Sometimes the data you want is online, but you can’t download it. In many cases you can “scrape” a series of pages, or a database behind a search box, by writing a small program that reads the HTML of the page and extracts pieces of it. Helpfully, there are also a number of simpler scraping tools. In this class, you’ll scrape using functions built into Google Sheets.
Instructor demo: The tabs of this workbook show how to scrape with Google sheets using ImportHTML and ImportXML, and xpath to get specific items on the page. Further references.
In-class assignment: Use ImportXML to scrape a page of apartment rental listings. Be aware that if everyone tries to scrape the same site, your whole classroom might get shout-out for a while due to too-frequent accesses from the same source.
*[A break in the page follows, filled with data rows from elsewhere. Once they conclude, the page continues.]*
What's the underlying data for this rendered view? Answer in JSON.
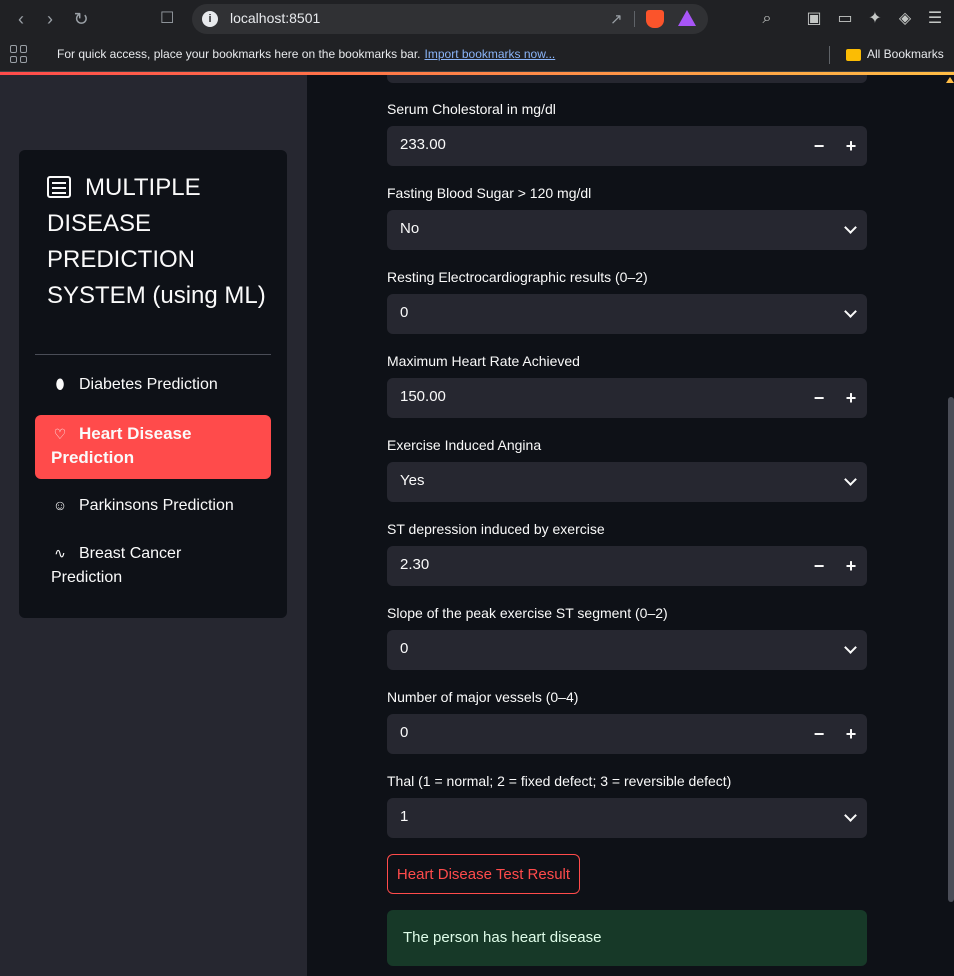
{
  "browser": {
    "url": "localhost:8501",
    "bookmarks_prompt": "For quick access, place your bookmarks here on the bookmarks bar.",
    "bookmarks_link": "Import bookmarks now...",
    "all_bookmarks": "All Bookmarks"
  },
  "sidebar": {
    "title": "MULTIPLE DISEASE PREDICTION SYSTEM (using ML)",
    "items": [
      {
        "label": "Diabetes Prediction",
        "icon": "capsule-icon"
      },
      {
        "label": "Heart Disease Prediction",
        "icon": "heart-icon",
        "active": true
      },
      {
        "label": "Parkinsons Prediction",
        "icon": "person-icon"
      },
      {
        "label": "Breast Cancer Prediction",
        "icon": "activity-icon"
      }
    ]
  },
  "form": {
    "fields": [
      {
        "label": "Serum Cholestoral in mg/dl",
        "value": "233.00",
        "type": "number"
      },
      {
        "label": "Fasting Blood Sugar > 120 mg/dl",
        "value": "No",
        "type": "select"
      },
      {
        "label": "Resting Electrocardiographic results (0–2)",
        "value": "0",
        "type": "select"
      },
      {
        "label": "Maximum Heart Rate Achieved",
        "value": "150.00",
        "type": "number"
      },
      {
        "label": "Exercise Induced Angina",
        "value": "Yes",
        "type": "select"
      },
      {
        "label": "ST depression induced by exercise",
        "value": "2.30",
        "type": "number"
      },
      {
        "label": "Slope of the peak exercise ST segment (0–2)",
        "value": "0",
        "type": "select"
      },
      {
        "label": "Number of major vessels (0–4)",
        "value": "0",
        "type": "number"
      },
      {
        "label": "Thal (1 = normal; 2 = fixed defect; 3 = reversible defect)",
        "value": "1",
        "type": "select"
      }
    ],
    "stepper_minus": "−",
    "stepper_plus": "+",
    "submit_label": "Heart Disease Test Result",
    "result_text": "The person has heart disease"
  },
  "colors": {
    "primary": "#ff4b4b",
    "background": "#0e1117",
    "sidebar": "#262730",
    "success_bg": "#173928"
  }
}
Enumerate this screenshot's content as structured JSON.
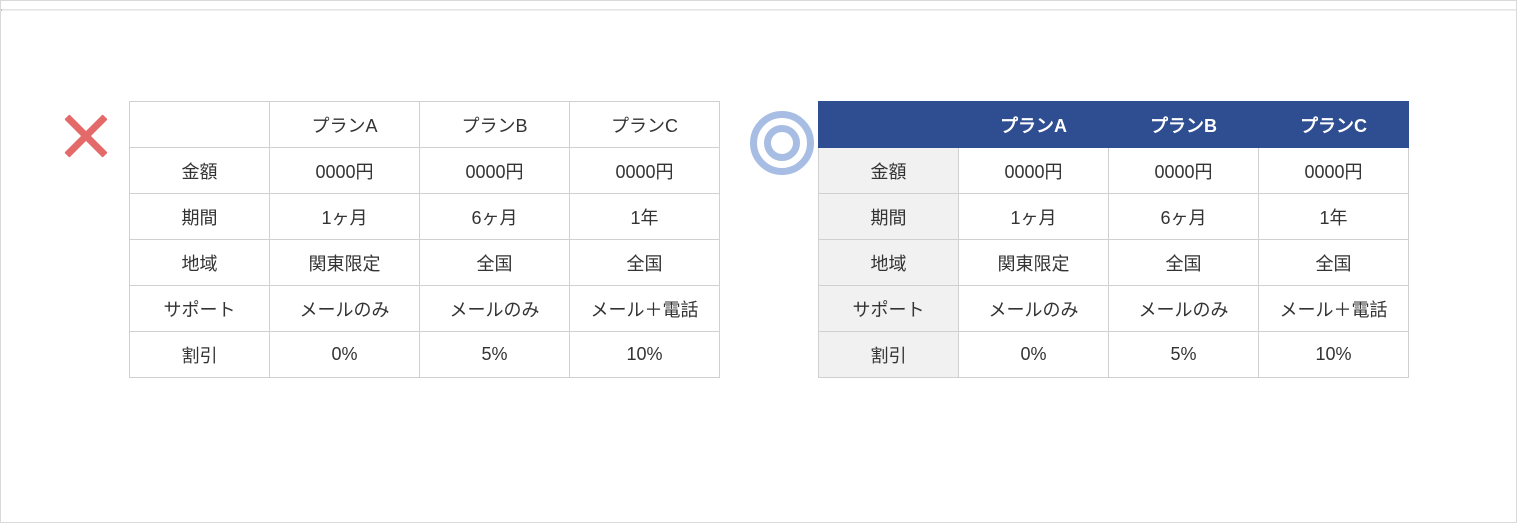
{
  "chart_data": [
    {
      "type": "table",
      "name": "bad-example",
      "headers": [
        "",
        "プランA",
        "プランB",
        "プランC"
      ],
      "rows": [
        {
          "label": "金額",
          "values": [
            "0000円",
            "0000円",
            "0000円"
          ]
        },
        {
          "label": "期間",
          "values": [
            "1ヶ月",
            "6ヶ月",
            "1年"
          ]
        },
        {
          "label": "地域",
          "values": [
            "関東限定",
            "全国",
            "全国"
          ]
        },
        {
          "label": "サポート",
          "values": [
            "メールのみ",
            "メールのみ",
            "メール＋電話"
          ]
        },
        {
          "label": "割引",
          "values": [
            "0%",
            "5%",
            "10%"
          ]
        }
      ]
    },
    {
      "type": "table",
      "name": "good-example",
      "headers": [
        "",
        "プランA",
        "プランB",
        "プランC"
      ],
      "rows": [
        {
          "label": "金額",
          "values": [
            "0000円",
            "0000円",
            "0000円"
          ]
        },
        {
          "label": "期間",
          "values": [
            "1ヶ月",
            "6ヶ月",
            "1年"
          ]
        },
        {
          "label": "地域",
          "values": [
            "関東限定",
            "全国",
            "全国"
          ]
        },
        {
          "label": "サポート",
          "values": [
            "メールのみ",
            "メールのみ",
            "メール＋電話"
          ]
        },
        {
          "label": "割引",
          "values": [
            "0%",
            "5%",
            "10%"
          ]
        }
      ]
    }
  ]
}
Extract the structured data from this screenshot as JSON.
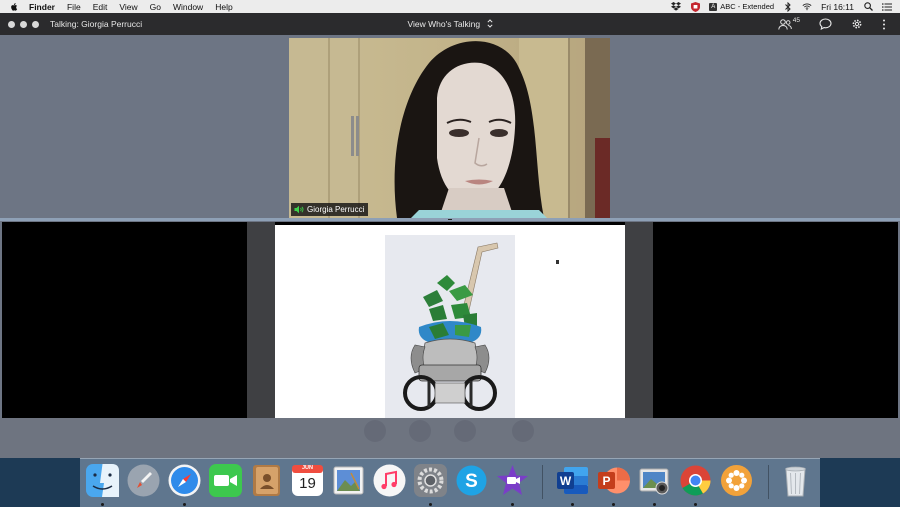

Finally, we’ll look at your last stories. We’ll look at them on mobile as well.
Congratulations, you’ve got data skills. Look what you made!
Humans have been working with data for thousands of years and today it appears in every corner of society. Finding data, analyzing it, making visualizations, coding interactives—there’s a lot to learn. And working with data goes far beyond journalism. This course is just the tip of the iceberg.
But you don’t have to be a master to do good work. Instead, what you need is the willingness to learn. Use the web, study other people’s work, build on open-source examples. Most importantly, work with your colleagues—both inside and outside the newsroom, both in-person and online. You’ll never be an expert on everything, but you’re surrounded by experts. The people who truly love their subject will delight in sharing.
Sooner than you think, you’ll get the chance to pay it forward. Data journalism doesn’t live in a stack of textbooks or even on GitHub. It’s a living, breathing community, and you’re now a part of it.